Quase toda a população de Nagorno-Karabakh deixou o enclave

Território disputado por armênios e azerbaijanos tinha 120 mil habitantes. A maioria já buscou refúgio na Armênia. Organizações humanitárias pedem ajuda à comunidade internacional para lidar com o êxodo.

Por Deutsche Welle

Quase 100 mil habitantes deixaram o enclave de Nagorno-Karabakh no Azerbaijão até esta sexta-feira (29/09), informou o Alto Comissariado da ONU para os Refugiados (Acnur), um dia após os líderes da etnia armênia declararem a dissolução do governo da região separatista no sul do Cáucaso.

O Acnur e a Federação das Sociedades da Cruz Vermelha e do Crescente Vermelho lançaram um apelo à comunidade internacional por ajuda financeira para dar melhores condições ao acolhimento aos refugiados.

A agência da ONU se disse pronta para ajudar até 120 mil refugiados, que seria o número de habitantes de Nagorno-Karabakh. Esse total, no entanto, não pode ser confirmado.
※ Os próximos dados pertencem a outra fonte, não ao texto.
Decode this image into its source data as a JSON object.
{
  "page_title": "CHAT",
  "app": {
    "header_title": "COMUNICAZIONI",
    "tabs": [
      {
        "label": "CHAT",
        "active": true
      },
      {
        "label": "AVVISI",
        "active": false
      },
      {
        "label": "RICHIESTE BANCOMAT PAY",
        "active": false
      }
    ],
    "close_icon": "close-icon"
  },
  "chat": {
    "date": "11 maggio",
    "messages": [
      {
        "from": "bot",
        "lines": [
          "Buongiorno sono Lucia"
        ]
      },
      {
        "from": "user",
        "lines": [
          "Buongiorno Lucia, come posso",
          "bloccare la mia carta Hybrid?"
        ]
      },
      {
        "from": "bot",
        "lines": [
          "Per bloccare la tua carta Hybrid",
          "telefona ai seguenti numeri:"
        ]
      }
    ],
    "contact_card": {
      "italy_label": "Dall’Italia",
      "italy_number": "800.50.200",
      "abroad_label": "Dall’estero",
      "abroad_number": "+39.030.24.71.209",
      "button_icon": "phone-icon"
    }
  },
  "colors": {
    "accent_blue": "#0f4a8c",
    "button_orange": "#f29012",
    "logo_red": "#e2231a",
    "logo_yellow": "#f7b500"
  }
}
Os governos do Azerbaijão e da Rússia– esta última, considerada o poder que protege a Armênia – haviam declarado não ser necessário que a população deixasse o enclave. Mas, a população armênia-karabakh teme perseguições e violência por parte dos azaris.

A liderança separatista de Nagorno-Karabakh afirmou nesta quinta-feira que a autodeclarada República de Artsakh "deixaria de existir" em 1º de janeiro de 2024, depois de três décadas de conflitos e tensões. A declaração equivaleu na prática a uma capitulação formal ao Azerbaijão.

"Limpeza étnica"

O fato de os armênios serem cristãos ortodoxos e os azaris, muçulmanos, acrescenta uma dimensão religiosa às questões em torno do enclave. O primeiro-ministro da Armênia, Nikol Pashinyan, acusou o Azerbaijão nesta quinta-feira de realizar uma "limpeza étnica".

"A análise da situação demonstra que nos próximos dias não haverá mais armênios em Nagorno-Karabakh", observou. O comissário de direitos humanos do enclave, Gegham Stepanyan, disse que ao menos 200 morreram e 400 ficaram feridos nos ataques dos últimos dias, Mortes também foram reportadas pelas autoridades azerbaijanas.

Para o Azerbaijão e seu presidente, Ilham Aliyev, a reconquista do enclave é uma restauração triunfante da soberania sobre uma área reconhecida internacionalmente como parte de seu território, mas cuja maioria étnica armênia conquistou a independência de fato numa guerra na década de 1990. Para os armênios, trata-se de uma derrota e uma tragédia nacional.

O Azerbaijão vem negando a acusação de limpeza étnica, afirmando que não está forçando os habitantes a saírem e que vai reintegrar pacificamente a região de Nagorno-Karabakh, garantindo os direitos civis dos armênios étnicos.

Conflito de décadas

Os armênios da região dizem não confiar nessa promessa, lembrando-se de uma longa história de derramamento de sangue entre os dois lados, incluindo duas guerras desde a dissolução da União Soviética. Há dias eles têm fugido em massa pela estrada montanhosa que atravessa o Azerbaijão e liga Nagorno-Karabakh à Armênia.

A região vem sendo disputada há décadas entre as duas ex-repúblicas soviéticas. Nos anos 1990, Nagorno-Karabakh conseguiu se separar do território azerbaijano após uma guerra civil na qual recebeu ajuda da Armênia.

Em 2020, o Azerbaijão, que à época havia reforçado seu poderio através dos rendimentos advindos da exploração de petróleo e gás natural, conseguiu recapturar grande parte do enclave, até os dois lados aceitarem um cessar-fogo negociado pela Rússia. Nos últimos anos, porém, essa trégua se mostrou bastante vulnerável.